By inviting us into unfamiliar worlds, and taking us to unrecognizable times, the film challenges how we think and enhances what we understand. And, like the 2013 Oscar winner “12 Years a Slave,” the new film can help shape how we view the world, and ourselves, by sharing situations beyond our immediate reach.

Few of us can imagine what African American slaves endured for hundreds of years. How could people sustain any sense of humanity when treated in such inhuman ways? How could they hope for better tomorrows without owning today? And how could they refrain from judging when so many judged them? Decades of racial tension began with the brutal treatment of people only concerned with monetary gain.

Director Steve McQueen, who created the acclaimed “Shame” in 2011, wanted to learn more about how slavery has defined the Black experience in America. As he shared at the New York Film Festival in October 2013, he hoped to better understand the tensions of today by taking a clear look at the stresses from the past. “I could not remember when I first learned about slavery, but all I could feel was the shame,” the director said following a screening of the film at the festival. “I wanted to create an authentic truth that would help me embrace this issue, master it and make it mine.”

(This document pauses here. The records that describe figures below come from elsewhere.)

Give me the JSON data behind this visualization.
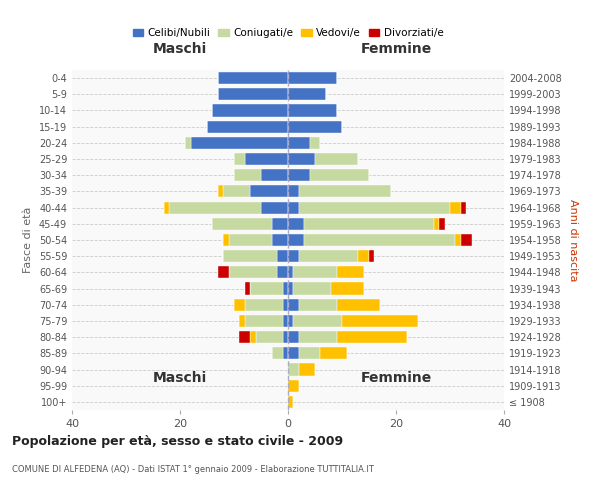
{
  "age_groups": [
    "100+",
    "95-99",
    "90-94",
    "85-89",
    "80-84",
    "75-79",
    "70-74",
    "65-69",
    "60-64",
    "55-59",
    "50-54",
    "45-49",
    "40-44",
    "35-39",
    "30-34",
    "25-29",
    "20-24",
    "15-19",
    "10-14",
    "5-9",
    "0-4"
  ],
  "birth_years": [
    "≤ 1908",
    "1909-1913",
    "1914-1918",
    "1919-1923",
    "1924-1928",
    "1929-1933",
    "1934-1938",
    "1939-1943",
    "1944-1948",
    "1949-1953",
    "1954-1958",
    "1959-1963",
    "1964-1968",
    "1969-1973",
    "1974-1978",
    "1979-1983",
    "1984-1988",
    "1989-1993",
    "1994-1998",
    "1999-2003",
    "2004-2008"
  ],
  "colors": {
    "celibi": "#4472c4",
    "coniugati": "#c5d9a0",
    "vedovi": "#ffc000",
    "divorziati": "#cc0000"
  },
  "maschi": {
    "celibi": [
      0,
      0,
      0,
      1,
      1,
      1,
      1,
      1,
      2,
      2,
      3,
      3,
      5,
      7,
      5,
      8,
      18,
      15,
      14,
      13,
      13
    ],
    "coniugati": [
      0,
      0,
      0,
      2,
      5,
      7,
      7,
      6,
      9,
      10,
      8,
      11,
      17,
      5,
      5,
      2,
      1,
      0,
      0,
      0,
      0
    ],
    "vedovi": [
      0,
      0,
      0,
      0,
      1,
      1,
      2,
      0,
      0,
      0,
      1,
      0,
      1,
      1,
      0,
      0,
      0,
      0,
      0,
      0,
      0
    ],
    "divorziati": [
      0,
      0,
      0,
      0,
      2,
      0,
      0,
      1,
      2,
      0,
      0,
      0,
      0,
      0,
      0,
      0,
      0,
      0,
      0,
      0,
      0
    ]
  },
  "femmine": {
    "celibi": [
      0,
      0,
      0,
      2,
      2,
      1,
      2,
      1,
      1,
      2,
      3,
      3,
      2,
      2,
      4,
      5,
      4,
      10,
      9,
      7,
      9
    ],
    "coniugati": [
      0,
      0,
      2,
      4,
      7,
      9,
      7,
      7,
      8,
      11,
      28,
      24,
      28,
      17,
      11,
      8,
      2,
      0,
      0,
      0,
      0
    ],
    "vedovi": [
      1,
      2,
      3,
      5,
      13,
      14,
      8,
      6,
      5,
      2,
      1,
      1,
      2,
      0,
      0,
      0,
      0,
      0,
      0,
      0,
      0
    ],
    "divorziati": [
      0,
      0,
      0,
      0,
      0,
      0,
      0,
      0,
      0,
      1,
      2,
      1,
      1,
      0,
      0,
      0,
      0,
      0,
      0,
      0,
      0
    ]
  },
  "title": "Popolazione per età, sesso e stato civile - 2009",
  "subtitle": "COMUNE DI ALFEDENA (AQ) - Dati ISTAT 1° gennaio 2009 - Elaborazione TUTTITALIA.IT",
  "xlabel_maschi": "Maschi",
  "xlabel_femmine": "Femmine",
  "ylabel": "Fasce di età",
  "ylabel_right": "Anni di nascita",
  "xlim": 40,
  "bg_color": "#f9f9f9",
  "grid_color": "#cccccc",
  "legend_labels": [
    "Celibi/Nubili",
    "Coniugati/e",
    "Vedovi/e",
    "Divorziati/e"
  ]
}
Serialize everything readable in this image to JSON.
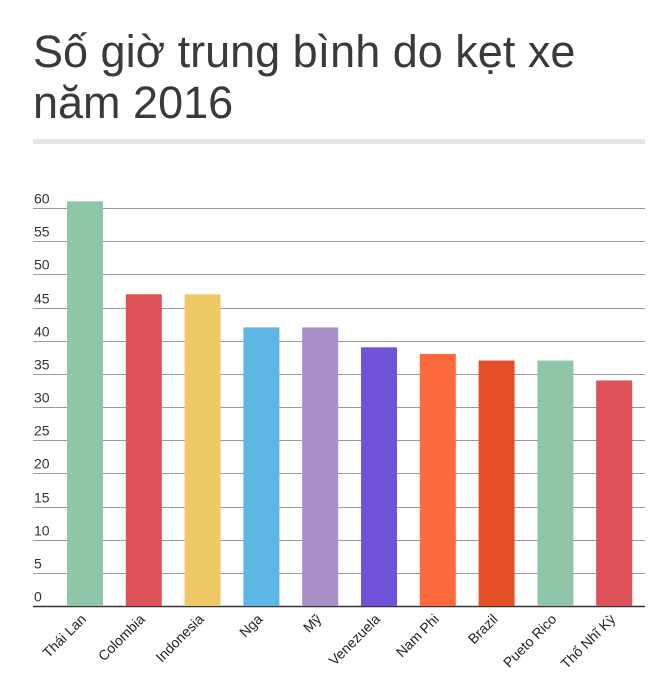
{
  "chart_data": {
    "type": "bar",
    "title": "Số giờ trung bình do kẹt xe năm 2016",
    "xlabel": "",
    "ylabel": "",
    "ylim": [
      0,
      60
    ],
    "yticks": [
      0,
      5,
      10,
      15,
      20,
      25,
      30,
      35,
      40,
      45,
      50,
      55,
      60
    ],
    "grid": true,
    "categories": [
      "Thái Lan",
      "Colombia",
      "Indonesia",
      "Nga",
      "Mỹ",
      "Venezuela",
      "Nam Phi",
      "Brazil",
      "Pueto Rico",
      "Thổ Nhĩ Kỳ"
    ],
    "values": [
      61,
      47,
      47,
      42,
      42,
      39,
      38,
      37,
      37,
      34
    ],
    "colors": [
      "#8fc6a8",
      "#dc5257",
      "#efc966",
      "#5eb6e4",
      "#a98fc7",
      "#6f52d8",
      "#fb6a3a",
      "#e44f27",
      "#8fc6a8",
      "#dc5257"
    ]
  }
}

Working from a memoir written by Solomon Northrup in 1853, “12 Years a Slave” reaches beyond a conventional Hollywood treatment to create a fascinating view of a culture, not just a devastating view of atrocity. With the precision of a documentarian, the director avoids repeating the standard movie clichés about slavery to reveal new dimensions of this experience. He shows that, while those who own and trade slaves may view people as possessions, others show surprising moments of humanity; while those in servitude may view conditions as sentences, others insist on discovering opportunities. McQueen refuses to let any characters resort to comfortable cinema portrayals of villains and heroes. The people aren’t that simple.

Solomon is a successful musician, and a free man, who lives in Saratoga, N.Y., with his wife and children in the 1840s. When he accepts an opportunity to tour Virginia for a lucrative fee, he never considers the possible risks. But he is tricked by the men who manage the tour, sold to a Southern slave trader, and enters a world foreign to his instincts and sensibilities. Never could he imagine that people would treat people in this way. How he reacts to the severity of change, and confronts his new conditions, reveals how people can endure. Never does Solomon feel sorry for himself; never does he wallow in self-pity. If he cannot always contain his anger, his sense of inner truth fuels a constructive journey. Solomon inspires us to see the complexities of life as well as reminds us to embrace the potential in our own. As this reluctant hero, the actor Chiwetel Ejiofor draws us behind his eyes to reveal a man trying to resolve his life as he hopes to live each new day. He inhabits the role with a sense of passion and focus that brings an authentic energy to each moment.

While we may never realize how such acts of selfishness have damaged generations, “12 Years a Slave” reminds us of the power of perseverance to confront and survive. This film can bind us today, as we look forward, by helping us understand what journey others were forced to complete.

“12 Years a Slave” is rated R for “violence/cruelty, some nudity and brief sexuality.” It runs 133 minutes and streams online.